Cattolica Test Match 2018, Roma, Stadio Olimpico, 24-11-2018, Italia v Nuova Zelanda.
Foto: Roberto Bregani / Fotosportit

L’head coach degli All Blacks Steve Hansen, dopo il test match di sabato scorso tra Nuova Zelanda e Tonga, ha rilasciato alcune dichiarazioni molto critiche nei confronti di World Rugby e delle Home Unions; la risposta dell’organo di governo del rugby mondiale non si è fatta attendere, anche se è sembrata una difesa “d’ufficio”, che non ha risposto nel merito alle osservazioni di Hansen.

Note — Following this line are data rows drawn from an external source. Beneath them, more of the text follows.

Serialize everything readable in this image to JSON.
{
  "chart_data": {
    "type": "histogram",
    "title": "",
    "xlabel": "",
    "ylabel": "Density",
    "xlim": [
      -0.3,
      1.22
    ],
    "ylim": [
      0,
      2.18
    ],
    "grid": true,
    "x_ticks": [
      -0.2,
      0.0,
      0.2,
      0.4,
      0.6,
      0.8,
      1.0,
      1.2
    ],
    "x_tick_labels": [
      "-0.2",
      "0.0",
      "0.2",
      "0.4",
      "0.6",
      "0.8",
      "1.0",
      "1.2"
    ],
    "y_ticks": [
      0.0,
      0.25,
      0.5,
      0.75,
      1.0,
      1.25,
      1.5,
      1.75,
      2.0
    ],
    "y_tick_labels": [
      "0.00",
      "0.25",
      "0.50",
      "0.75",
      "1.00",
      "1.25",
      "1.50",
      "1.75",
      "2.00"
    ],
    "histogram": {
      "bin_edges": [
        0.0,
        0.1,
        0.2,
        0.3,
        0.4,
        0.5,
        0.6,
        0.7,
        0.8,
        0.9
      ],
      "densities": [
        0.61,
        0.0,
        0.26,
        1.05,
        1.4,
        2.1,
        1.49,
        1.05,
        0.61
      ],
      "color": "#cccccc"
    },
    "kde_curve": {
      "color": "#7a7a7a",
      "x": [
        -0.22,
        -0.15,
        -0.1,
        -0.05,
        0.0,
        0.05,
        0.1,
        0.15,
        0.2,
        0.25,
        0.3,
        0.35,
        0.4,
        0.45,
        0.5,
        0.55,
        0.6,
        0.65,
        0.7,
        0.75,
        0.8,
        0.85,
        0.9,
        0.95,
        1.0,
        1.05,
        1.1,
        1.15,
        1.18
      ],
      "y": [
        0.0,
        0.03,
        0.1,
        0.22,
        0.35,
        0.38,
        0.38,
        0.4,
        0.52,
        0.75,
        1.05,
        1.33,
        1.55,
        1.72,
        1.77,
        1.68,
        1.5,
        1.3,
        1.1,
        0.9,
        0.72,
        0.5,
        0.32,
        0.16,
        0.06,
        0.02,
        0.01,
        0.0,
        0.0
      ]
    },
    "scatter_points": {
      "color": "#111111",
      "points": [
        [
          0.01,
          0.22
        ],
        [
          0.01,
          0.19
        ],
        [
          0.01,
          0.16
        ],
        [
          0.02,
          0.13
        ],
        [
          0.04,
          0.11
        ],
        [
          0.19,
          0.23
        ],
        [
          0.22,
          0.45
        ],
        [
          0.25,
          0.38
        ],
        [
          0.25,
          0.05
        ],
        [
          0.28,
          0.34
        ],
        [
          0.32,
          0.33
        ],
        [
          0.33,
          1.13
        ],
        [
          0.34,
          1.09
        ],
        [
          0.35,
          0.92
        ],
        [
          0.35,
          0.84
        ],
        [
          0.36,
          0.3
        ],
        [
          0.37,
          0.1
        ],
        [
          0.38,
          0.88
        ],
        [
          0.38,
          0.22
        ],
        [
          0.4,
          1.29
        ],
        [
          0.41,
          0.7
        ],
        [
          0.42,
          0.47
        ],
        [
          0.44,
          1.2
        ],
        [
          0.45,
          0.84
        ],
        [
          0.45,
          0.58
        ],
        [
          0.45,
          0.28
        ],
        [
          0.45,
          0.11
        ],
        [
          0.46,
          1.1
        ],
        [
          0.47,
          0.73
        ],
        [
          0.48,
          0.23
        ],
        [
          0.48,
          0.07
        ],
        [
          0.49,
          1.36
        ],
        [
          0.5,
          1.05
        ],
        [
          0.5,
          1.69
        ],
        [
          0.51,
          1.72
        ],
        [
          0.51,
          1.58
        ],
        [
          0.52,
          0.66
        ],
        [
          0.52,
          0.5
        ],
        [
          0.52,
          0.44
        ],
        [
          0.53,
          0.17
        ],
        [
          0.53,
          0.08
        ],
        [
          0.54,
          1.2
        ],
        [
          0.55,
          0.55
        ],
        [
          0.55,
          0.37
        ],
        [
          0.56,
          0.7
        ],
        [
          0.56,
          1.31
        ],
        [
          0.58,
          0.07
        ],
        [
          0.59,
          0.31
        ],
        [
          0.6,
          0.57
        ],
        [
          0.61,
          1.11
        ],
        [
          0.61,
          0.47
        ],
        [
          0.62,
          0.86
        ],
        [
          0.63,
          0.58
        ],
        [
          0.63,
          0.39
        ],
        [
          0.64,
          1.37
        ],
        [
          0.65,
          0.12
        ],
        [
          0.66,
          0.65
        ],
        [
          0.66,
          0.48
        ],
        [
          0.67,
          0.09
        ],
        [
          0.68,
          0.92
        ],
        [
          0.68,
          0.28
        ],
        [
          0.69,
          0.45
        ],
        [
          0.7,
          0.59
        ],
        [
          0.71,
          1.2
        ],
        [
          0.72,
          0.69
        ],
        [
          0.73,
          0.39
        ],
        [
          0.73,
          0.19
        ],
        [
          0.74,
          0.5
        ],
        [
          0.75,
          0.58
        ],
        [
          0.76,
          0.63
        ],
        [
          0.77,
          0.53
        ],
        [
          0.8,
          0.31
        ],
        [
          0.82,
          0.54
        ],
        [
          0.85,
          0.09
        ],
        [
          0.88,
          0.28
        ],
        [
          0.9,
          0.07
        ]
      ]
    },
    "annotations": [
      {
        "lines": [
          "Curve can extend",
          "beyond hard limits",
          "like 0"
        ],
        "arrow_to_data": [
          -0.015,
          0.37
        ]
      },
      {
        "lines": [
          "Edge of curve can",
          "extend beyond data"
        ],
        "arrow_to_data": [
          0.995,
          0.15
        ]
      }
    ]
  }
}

Dopo che gli All Blacks hanno demolito Tonga con il punteggio di 92 a 7 (e giocando volutamente con 14 uomini negli ultimi 15 minuti di gara), Hansen si è scagliato contro World Rugby, affermando che non si sta facendo abbastanza per sostenere le nazioni del Pacifico (in particolare Tonga, Fiji e Samoa) nella loro crescita. In particolare, queste nazioni così piene di talento rugbistico non riescono a svilupparlo, secondo il coach dei “tuttineri”, perché non hanno la possibilità di confrontarsi con regolarità con le nazionali di Tier 1; inoltre, i calendari internazionali per come sono strutturati al momento non consentono ai giocatori del Pacifico (che militano quasi tutti in campionati esteri, soprattutto in Europa) di riunirsi con regolarità in raduni abbastanza lunghi da permettere di creare un vero amalgama di squadra.

“Abbiamo delle idee meravigliose per la crescita del gioco, ma non c’è un’organizzazione a capo di tutto che voglia essere forte abbastanza per dire: questo è quello che stiamo facendo, dobbiamo avere un calendario globale” ha affermato Hansen; “Il Sei Nazioni governa il programma dei test match di World Rugby. Non vogliono rinunciare a questo, e finché non lo faranno non vedremo alcun progresso”.

Il chiaro riferimento è alla proposta di riforma dei calendari internazionali denominata Nations Championship, che prevedeva di sostituire le finestre di test match estivi ed autunnali con un Torneo suddiviso in divisioni e conference con promozioni e retrocessioni, nel quale – per fare un esempio – l’Italia avrebbe giocato ogni anno, oltre alle gare del 6 Nazioni, anche una partita con ciascuna delle nazionali del Rugby Europe Championship (il cosiddetto 6 Nazioni B): Georgia, Romania, Russia, Spagna, Portogallo e Belgio.

La proposta, annunciata nel marzo 2019, è passata attraverso successive riunioni e proposte di modifica fino alla definitiva bocciatura, comunicata da World Rugby a giugno. Tra tutte le perplessità espresse – insieme a quella, più che legittima, di un rischio di sovraccaricare con altre partite un calendario già molto pieno – pare che la più decisa sia stata quella del board che governa il 6 Nazioni, che non vedeva affatto di buon occhio il meccanismo delle retrocessioni né la proposta di gestire a livello globale i diritti televisivi. Da qui le critiche di Hansen riguardo all’ostruzionismo delle Home Unions e alla scelta di World Rugby di non imporre fino in fondo la sua volontà.

World Rugby, dal canto suo, ha replicato affermando di avere molto a cuore lo sviluppo del rugby in tutto il mondo, tanto da aver garantito un finanziamento globale di 60 milioni di sterline per supportare l’approccio alla Rugby World Cup 2019 delle nazionali che non fanno parte del 6 Nazioni o del SANZAAR (Nuova Zelanda, Australia, Sud Africa e Argentina). In particolare, secondo la dichiarazione affidata al Daily Telegraph, centoventi su centocinquanta dei membri degli staff tecnici di queste nazionali sono stati finanziati da World Rugby; inoltre, l’organo di controllo del rugby mondiale lavora per garantire a questi paesi un ambiente in cui trattenere e sviluppare i migliori talenti locali, molti dei quali saranno in campo nelle gare della RWC 2019.

La replica, però, non convince fino in fondo e non risponde direttamente alle critiche di Hansen riguardo alle disparità nel calendario globale. Un dato su tutti può essere rilevante per chiarire lo stato delle cose: dalla Coppa del Mondo 2015 ad oggi, la Nuova Zelanda ha avuto la possibilità di disputare 47 test match, in confronto ai 21 di Tonga.